L’affaire Neyret, avec la mise en examen lundi du numéro 2 de la PJ lyonnaise, met en exergue les zones d’ombre entourant rémunération de leurs informateurs. Ces "indics", ou "tontons" dans le jargon policier, ont toujours été des intermédiaires précieux pour la résolution des enquêtes. La loi sur la sur la sécurité de 2004, dite Perben II, encadre, en théorie strictement, la rémunération de leurs renseignements.
Le paiement des informateurs encadré depuis 2004
Avant 2004, le paiement des informateurs, ou plutôt leur rétribution avec une partie de la prise de stupéfiants par exemple, était toléré mais demeurait opaque. De plus, les informateurs n’avaient aucune existence légale. Ce qui obligeait les fonctionnaires de police à s’accommoder de ce vide juridique.
Depuis 2004, le cadre est clairement fixé. "Les services de police et de gendarmerie peuvent rétribuer toute personne étrangère aux administrations publiques qui leur a fourni des renseignements ayant amené directement soit la découverte de crimes ou de délits, soit l'identification des auteurs de crimes ou de délits", prévoit la loi Perben II.
Désormais, comme l’explique Christian Lothion, le directeur central de la police judicaire, la police dispose d’une enveloppe en argent sonnant et trébuchant pour rétribuer ses indics, mais "la somme ne peut être révélée". Car la situation des ces informateurs, courroie de transmission entre le milieu du banditisme et celui de la police, nécessite de préserver leur anonymat.

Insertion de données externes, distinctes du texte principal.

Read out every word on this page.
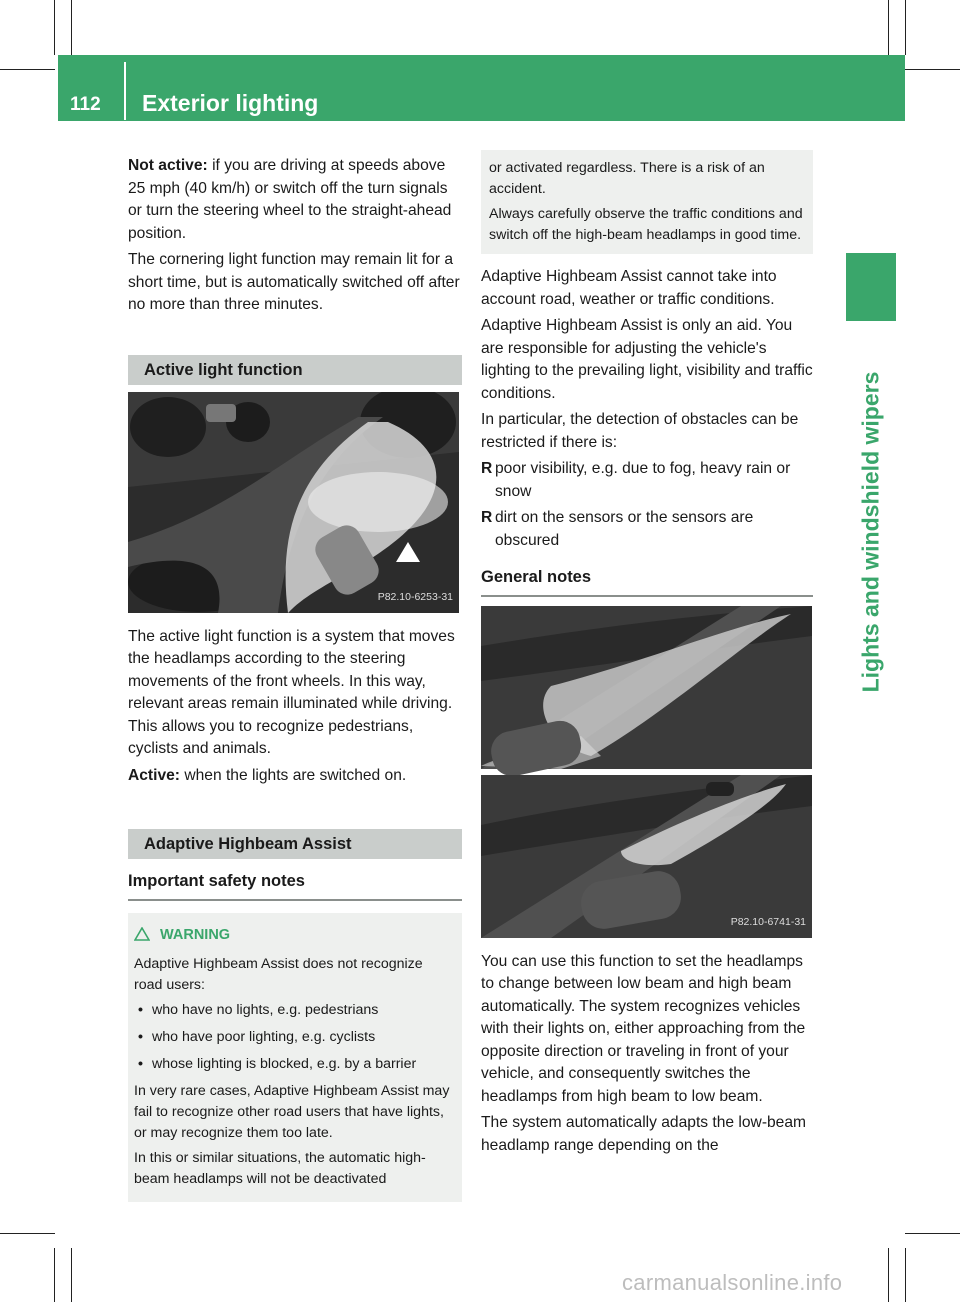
112 Exterior lighting
Lights and windshield wipers

Not active: if you are driving at speeds above 25 mph (40 km/h) or switch off the turn signals or turn the steering wheel to the straight-ahead position.

The cornering light function may remain lit for a short time, but is automatically switched off after no more than three minutes.

Active light function
P82.10-6253-31

The active light function is a system that moves the headlamps according to the steering movements of the front wheels. In this way, relevant areas remain illuminated while driving. This allows you to recognize pedestrians, cyclists and animals.

Active: when the lights are switched on.

Adaptive Highbeam Assist
Important safety notes
WARNING

Adaptive Highbeam Assist does not recognize road users:

• who have no lights, e.g. pedestrians
• who have poor lighting, e.g. cyclists
• whose lighting is blocked, e.g. by a barrier

In very rare cases, Adaptive Highbeam Assist may fail to recognize other road users that have lights, or may recognize them too late.

In this or similar situations, the automatic high-beam headlamps will not be deactivated

or activated regardless. There is a risk of an accident.

Always carefully observe the traffic conditions and switch off the high-beam headlamps in good time.

Adaptive Highbeam Assist cannot take into account road, weather or traffic conditions.

Adaptive Highbeam Assist is only an aid. You are responsible for adjusting the vehicle's lighting to the prevailing light, visibility and traffic conditions.

In particular, the detection of obstacles can be restricted if there is:

R poor visibility, e.g. due to fog, heavy rain or snow
R dirt on the sensors or the sensors are obscured
General notes
P82.10-6741-31

You can use this function to set the headlamps to change between low beam and high beam automatically. The system recognizes vehicles with their lights on, either approaching from the opposite direction or traveling in front of your vehicle, and consequently switches the headlamps from high beam to low beam.

The system automatically adapts the low-beam headlamp range depending on the

carmanualsonline.info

Selon Christophe Cornevin, auteur du livre Les Indics à paraître mercredi, quelque 1.700 indicateurs de police sont officiellement recensés dans une base de données en France. Ils sont rémunérés 50 euros pour la dénonciation d'un clandestin et jusqu'à 10.000 euros pour celle d'un trafic de drogue.
"On vit dans le monde des Bisounours"
Le commissaire Neyret est accusé d’avoir franchi la ligne jaune sur deux points précis : sa promesse présumée de fournir 10 kg de cannabis à l’un des informateurs ayant eu sa voiture endommagée et ses contacts réguliers avec des trafiquants présumés. Un système "hypocrite" pour l'avocat lyonnais, David Metaxas.
"Depuis quelques jours, on vit dans le monde des bisounours ou alors on se drape dans des manteaux de virginité qui ne sont pas conformes à la réalité", dénonce l'avocat au micro d'Europe 1. "Pour avoir des résultats, il faut infiltrer. Pour infiltrer, l'argent liquide, ça ne suffit pas. Vous ne pouvez pas vous présenter en face d'un mec qui est en train de transporter plusieurs centaines de kilos de résine de cannabis ou de drogue dure en lui parlant deux minutes", poursuit Me Metexas.
"C'est du travail de longue haleine" :
"On ne peut pas lui dire, tu vas être gentil, tu vas me donner des tuyaux. C'est tout sauf sérieux. Il faut des réseaux d'information, des indics sûrs. Il faut aussi pour la police, garantir la sécurité des indics en question. Il faut appâter. Ça se paye cher. C'est du travail de longue haleine", précise l'avocat.
"Ça pose la question de la légalité du système. Je trouve qu'il y a de l'hypocrisie. Ça a été dénoncé, c'est vrai. J'ai envie de dire à la JIRS de Paris l'homme que vous avez entre les mains est l'homme grâce auquel vous existez. Ces pôles juridiction inter-régionales spécialisées s'occupe de la grande criminalité. quand je vois les résultats du service, j'ai le sentiment que sans lui, à Lyon, le pôle JIRS aurait été au chômage", conclut-il.